On 24 July 2025 the RSF crossed a new threshold. Surrounded by allied rebel groups and pro-RSF civil figures under the banner “Sudanese Founding Alliance” (“Tassis”), Hemetti announced in Nyala, South Darfur, the formation of a parallel government.

  • President: Mohamed Hamdan Dagalo (“Hemetti”).
  • Vice-President: Abdelaziz al-Hilu, commander of the Sudan People’s Liberation Movement–North (SPLM-N) active in the Nuba Mountains of South Kordofan.
  • Transitional Prime Minister: Former civilian official Mohamed Hassan al-Ta’ayshi.

The project enjoys tacit diplomatic cover from the United Arab Emirates and open sympathy from Kenya. It stands in open defiance of the Port-Sudan administration recognised by the Sudanese Armed Forces.

Symbolism—and Its Limits

The declaration was made in Nyala, not in El Fasher, historical capital of Darfur. The omission is telling:

  • El Fasher remains outside RSF control. The army’s 6th Infantry Division, reinforced by Darfuri armed movements—the “Joint Forces” and Minni Minnawi’s Sudan Liberation Army—still holds the city.
  • Humanitarian cost: El Fasher has sheltered vast numbers of civilians—Zaghawa, Dar Massalit, Fur—who fled RSF/Janjaweed assaults elsewhere. They are now trapped behind a siege line the RSF has tightened for two years.

Humanitarian Situation in El Fasher

A conservative estimate places the encircled population, including the giant Zamzam displacement camp, between one and 1.5 million people.

  • All land routes are cut; RSF air-defence assets supplied by Gulf partners have blocked aerial resupply.
  • Food stocks are exhausted. Families survive on fodder intended for livestock.
  • Absent a negotiated relief corridor, mass mortality from starvation—particularly among children—is imminent, compounding the toll from daily shelling.

Political-Military Stakes

De-facto Partition: The Nyala proclamation formalises an emerging map in which western Sudan (Darfur + Kordofan) functions independently of the riverine north and east—yet without the prestige of El Fasher, the secession is incomplete.

Quest for Recognition: No state has formally endorsed the RSF entity; external patrons measure support carefully to avoid outright rupture with Port-Sudan.

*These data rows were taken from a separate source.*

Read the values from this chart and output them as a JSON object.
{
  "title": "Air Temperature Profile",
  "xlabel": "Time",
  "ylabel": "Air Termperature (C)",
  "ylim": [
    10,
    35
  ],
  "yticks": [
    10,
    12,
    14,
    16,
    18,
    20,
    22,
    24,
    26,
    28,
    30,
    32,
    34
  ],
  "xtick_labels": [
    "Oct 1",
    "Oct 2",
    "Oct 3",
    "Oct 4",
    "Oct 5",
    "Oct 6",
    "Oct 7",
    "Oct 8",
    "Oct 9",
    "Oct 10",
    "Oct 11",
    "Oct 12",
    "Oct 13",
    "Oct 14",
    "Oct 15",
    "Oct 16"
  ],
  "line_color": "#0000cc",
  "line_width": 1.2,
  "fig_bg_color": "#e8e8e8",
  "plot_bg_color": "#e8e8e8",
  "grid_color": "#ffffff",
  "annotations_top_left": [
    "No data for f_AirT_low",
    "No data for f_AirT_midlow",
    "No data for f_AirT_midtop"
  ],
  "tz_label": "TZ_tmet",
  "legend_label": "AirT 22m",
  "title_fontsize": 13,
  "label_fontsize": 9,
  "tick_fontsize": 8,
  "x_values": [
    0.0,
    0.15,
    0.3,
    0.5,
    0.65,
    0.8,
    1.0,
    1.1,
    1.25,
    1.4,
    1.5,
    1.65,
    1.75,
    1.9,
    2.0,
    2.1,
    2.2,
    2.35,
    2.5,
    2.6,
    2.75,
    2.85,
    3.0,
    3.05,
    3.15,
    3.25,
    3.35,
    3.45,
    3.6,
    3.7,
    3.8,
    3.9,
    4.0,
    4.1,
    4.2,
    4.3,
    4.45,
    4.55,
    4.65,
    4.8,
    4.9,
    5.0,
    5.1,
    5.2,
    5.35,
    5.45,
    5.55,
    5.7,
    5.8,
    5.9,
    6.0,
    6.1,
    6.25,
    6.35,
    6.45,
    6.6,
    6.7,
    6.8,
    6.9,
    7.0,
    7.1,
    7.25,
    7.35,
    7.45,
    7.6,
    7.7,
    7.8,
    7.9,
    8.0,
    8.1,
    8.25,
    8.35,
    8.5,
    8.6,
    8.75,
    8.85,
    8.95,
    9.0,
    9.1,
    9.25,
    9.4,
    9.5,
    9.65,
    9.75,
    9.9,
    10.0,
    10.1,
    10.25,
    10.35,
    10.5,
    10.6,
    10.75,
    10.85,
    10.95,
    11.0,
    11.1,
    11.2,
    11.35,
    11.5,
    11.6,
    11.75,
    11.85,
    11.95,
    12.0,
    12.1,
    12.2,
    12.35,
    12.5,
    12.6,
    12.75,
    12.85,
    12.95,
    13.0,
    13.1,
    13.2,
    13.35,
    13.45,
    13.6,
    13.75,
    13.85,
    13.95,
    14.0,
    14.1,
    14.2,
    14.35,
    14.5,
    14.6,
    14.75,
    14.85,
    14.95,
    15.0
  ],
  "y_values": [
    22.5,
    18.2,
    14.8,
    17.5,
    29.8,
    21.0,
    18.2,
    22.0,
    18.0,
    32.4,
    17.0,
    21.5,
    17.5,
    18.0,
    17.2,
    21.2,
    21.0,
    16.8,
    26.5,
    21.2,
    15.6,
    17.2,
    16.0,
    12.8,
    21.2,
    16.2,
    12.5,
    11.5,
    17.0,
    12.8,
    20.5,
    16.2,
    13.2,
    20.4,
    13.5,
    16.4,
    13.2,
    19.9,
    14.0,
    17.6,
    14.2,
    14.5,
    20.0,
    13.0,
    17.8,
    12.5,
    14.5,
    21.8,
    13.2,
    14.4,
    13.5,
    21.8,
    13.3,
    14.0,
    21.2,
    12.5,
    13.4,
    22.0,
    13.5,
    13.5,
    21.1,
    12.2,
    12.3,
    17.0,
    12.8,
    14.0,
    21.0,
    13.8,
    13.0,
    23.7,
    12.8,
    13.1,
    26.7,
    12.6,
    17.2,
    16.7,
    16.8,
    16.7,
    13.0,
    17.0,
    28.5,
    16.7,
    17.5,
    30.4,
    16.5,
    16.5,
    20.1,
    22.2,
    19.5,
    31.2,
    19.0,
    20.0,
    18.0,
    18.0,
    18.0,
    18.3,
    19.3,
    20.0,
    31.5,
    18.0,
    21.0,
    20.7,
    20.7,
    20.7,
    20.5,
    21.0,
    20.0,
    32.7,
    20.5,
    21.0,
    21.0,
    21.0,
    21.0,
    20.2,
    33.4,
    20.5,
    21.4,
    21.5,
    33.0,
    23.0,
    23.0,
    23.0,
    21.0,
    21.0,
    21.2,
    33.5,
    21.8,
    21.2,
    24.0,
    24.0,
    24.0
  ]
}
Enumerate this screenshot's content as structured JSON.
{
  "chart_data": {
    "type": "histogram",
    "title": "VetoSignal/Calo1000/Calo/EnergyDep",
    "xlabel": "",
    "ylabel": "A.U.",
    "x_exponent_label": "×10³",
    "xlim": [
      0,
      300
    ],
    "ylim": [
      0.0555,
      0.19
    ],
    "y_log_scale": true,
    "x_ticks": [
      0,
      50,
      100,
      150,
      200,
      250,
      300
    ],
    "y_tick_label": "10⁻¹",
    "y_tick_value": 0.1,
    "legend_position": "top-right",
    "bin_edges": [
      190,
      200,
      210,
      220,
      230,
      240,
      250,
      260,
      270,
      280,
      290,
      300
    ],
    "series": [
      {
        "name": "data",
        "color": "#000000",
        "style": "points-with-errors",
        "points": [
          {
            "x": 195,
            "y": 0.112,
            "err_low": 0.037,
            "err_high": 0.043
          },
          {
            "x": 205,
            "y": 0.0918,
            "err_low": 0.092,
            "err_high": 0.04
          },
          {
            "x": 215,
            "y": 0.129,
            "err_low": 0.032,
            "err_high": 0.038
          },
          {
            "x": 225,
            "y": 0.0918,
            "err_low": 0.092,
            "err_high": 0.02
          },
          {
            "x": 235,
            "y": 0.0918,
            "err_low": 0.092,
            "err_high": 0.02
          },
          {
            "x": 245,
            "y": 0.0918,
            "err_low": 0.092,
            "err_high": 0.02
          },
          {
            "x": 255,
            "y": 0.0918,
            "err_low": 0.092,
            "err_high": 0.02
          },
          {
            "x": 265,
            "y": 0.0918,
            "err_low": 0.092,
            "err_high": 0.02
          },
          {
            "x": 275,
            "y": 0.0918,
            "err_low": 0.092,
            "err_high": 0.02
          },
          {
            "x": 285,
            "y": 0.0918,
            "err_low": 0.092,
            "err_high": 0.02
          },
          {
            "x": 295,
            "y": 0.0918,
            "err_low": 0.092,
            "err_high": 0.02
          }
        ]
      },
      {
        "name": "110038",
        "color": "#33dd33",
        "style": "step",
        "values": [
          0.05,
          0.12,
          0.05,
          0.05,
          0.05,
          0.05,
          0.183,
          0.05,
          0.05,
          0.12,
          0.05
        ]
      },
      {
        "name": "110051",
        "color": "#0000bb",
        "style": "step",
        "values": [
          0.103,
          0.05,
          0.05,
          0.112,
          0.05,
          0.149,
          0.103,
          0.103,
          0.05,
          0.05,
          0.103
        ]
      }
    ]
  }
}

Rebel Realignment: The SPLM-N’s swing behind Hemetti reshapes insurgent alliances, unsettling the multi-ethnic balance long characteristic of the Nuba Mountains.

Prospects

  • Stalemate Scenario: If the siege of El Fasher persists, a large-scale famine is probable, with spill-over humanitarian and security effects into Chad, Central African Republic and South Sudan.
  • Military Escalation: Unable to claim Darfur’s historic capital, the RSF may escalate bombardment or tighten the blockade to force capitulation.
  • Negotiation Under Duress: Regional actors and aid organisations may impose a limited cease-fire or humanitarian corridor, yet momentum toward territorial fracture now runs deep.

Independent Assessment by ASA Analysts

  • Growing Fragmentation: The coexistence of rival governments increases the likelihood of durable Balkanisation, with a Gulf-backed western Sudan crystallising opposite an army-led east.
  • Regional Shockwaves: Refugee flows and uncontrolled heavy-weapons traffic threaten to destabilise Chad, CAR and border regions of South Sudan.
  • Narrow Humanitarian Window: Without a monitored air-bridge or land corridor, El Fasher appears poised for a famine echoing Sudan’s crises of the 1980s–90s.
  • Legitimacy Contest: The RSF bloc will accelerate state-building gestures—civil administration, diplomatic outreach—to entrench its claim; Port-Sudan will court partners who favour Sudan’s territorial integrity.
  • Decisive Variable: El Fasher’s fate is pivotal. Its fall, or conversely sustained resupply, will determine whether the RSF’s partition project matures or stalls.